建物に入ったところで、番頭の男性に「明日には発とうと思います」と声をかけた。番頭はちょっと驚いたようだったが、「はい、承りました」と丁寧に頭をさげる。先に銭を払いたいから、と告げると、夕食の後にお支払いください、とのことだった。
自分の部屋に上がり、戸を開いて寝転がった。
風が吹き込んでくる。もう秋の気配は完全に過ぎ去ろうとしている。
長くハバタの街に滞在したが、後味の悪いものになった。
剣術というものが、ただ相手を切るだけの技ではないと、知らされたようなものだ。
相手を切る技術だとしても、切るには理由があり、切れば因縁がまとわりつき、剣術に基づいて剣を振るうことで、余計なものがこれでもかとまとわりついてくる。
ゼンキを切った時、そういうものは何もなかった。
ゼンキが世間と縁を切っていたからだろうか。
あるいは世間の中にいる、集団を作るということは、ある種の剣を鈍らせる防御なのだろうか。様々なしがらみを用意して、剣を向けてくるものを先に縛り上げて、身動きを取れなくする。
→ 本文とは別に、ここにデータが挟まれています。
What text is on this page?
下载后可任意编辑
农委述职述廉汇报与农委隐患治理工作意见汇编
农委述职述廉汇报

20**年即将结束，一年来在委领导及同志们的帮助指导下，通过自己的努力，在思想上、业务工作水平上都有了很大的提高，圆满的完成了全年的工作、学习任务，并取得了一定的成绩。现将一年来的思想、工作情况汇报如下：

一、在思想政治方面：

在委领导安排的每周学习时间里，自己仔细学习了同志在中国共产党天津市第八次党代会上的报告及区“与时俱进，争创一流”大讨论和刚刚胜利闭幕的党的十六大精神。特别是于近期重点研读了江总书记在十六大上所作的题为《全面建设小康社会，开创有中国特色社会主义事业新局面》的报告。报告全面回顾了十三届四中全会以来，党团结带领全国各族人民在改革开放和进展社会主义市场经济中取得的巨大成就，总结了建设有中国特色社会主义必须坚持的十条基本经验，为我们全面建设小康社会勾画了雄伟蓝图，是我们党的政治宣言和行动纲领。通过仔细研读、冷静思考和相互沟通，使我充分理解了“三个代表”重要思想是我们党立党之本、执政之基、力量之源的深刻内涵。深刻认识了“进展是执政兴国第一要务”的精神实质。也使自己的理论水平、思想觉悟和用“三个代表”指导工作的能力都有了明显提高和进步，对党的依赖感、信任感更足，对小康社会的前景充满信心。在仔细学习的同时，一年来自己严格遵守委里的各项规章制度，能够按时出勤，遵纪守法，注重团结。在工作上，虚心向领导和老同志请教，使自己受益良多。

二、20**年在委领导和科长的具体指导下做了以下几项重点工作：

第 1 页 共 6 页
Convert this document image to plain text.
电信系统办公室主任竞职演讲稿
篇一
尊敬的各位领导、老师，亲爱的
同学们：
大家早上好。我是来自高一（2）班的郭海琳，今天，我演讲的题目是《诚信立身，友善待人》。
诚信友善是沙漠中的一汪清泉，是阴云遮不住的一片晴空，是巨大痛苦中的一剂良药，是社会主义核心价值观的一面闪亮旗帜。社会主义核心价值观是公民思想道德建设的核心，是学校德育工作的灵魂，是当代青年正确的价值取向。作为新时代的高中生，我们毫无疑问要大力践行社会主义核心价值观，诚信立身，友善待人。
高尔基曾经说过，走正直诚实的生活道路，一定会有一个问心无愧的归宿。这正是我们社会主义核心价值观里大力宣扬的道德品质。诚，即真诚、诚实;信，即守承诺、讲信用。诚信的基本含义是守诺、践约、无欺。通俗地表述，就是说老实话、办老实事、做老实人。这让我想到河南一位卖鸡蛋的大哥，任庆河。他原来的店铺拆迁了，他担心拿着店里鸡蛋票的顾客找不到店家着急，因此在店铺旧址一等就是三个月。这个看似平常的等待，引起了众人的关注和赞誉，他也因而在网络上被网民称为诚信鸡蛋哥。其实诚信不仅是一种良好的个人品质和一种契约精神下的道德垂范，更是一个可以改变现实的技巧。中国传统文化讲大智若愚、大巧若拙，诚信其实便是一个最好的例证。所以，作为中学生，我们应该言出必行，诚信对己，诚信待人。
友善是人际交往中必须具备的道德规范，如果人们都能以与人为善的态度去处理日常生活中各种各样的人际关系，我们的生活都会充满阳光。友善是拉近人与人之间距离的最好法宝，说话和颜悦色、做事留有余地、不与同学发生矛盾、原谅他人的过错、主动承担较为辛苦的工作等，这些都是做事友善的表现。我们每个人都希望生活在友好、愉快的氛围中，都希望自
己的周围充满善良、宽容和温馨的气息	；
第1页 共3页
ケイロウが強い剣士を求めるのは、あるいは何かを防いでいるのかもしれない。
少ない流血で、大きな効果があるのだ。あるいはそれは、恐怖による支配かもしれず、そうでなければ残酷さによる威圧かもしれない。
支配者、権力者というのは、そういう防御を常に意識するものなのだろう。でなければ、今いる地位から転落してしまう。常に身を守り続けないといけない立場なのだ。
これもまた一つの学習、ということか。
ひときわ強い風が吹き込んできた。
冷えた、透き通った空気だった。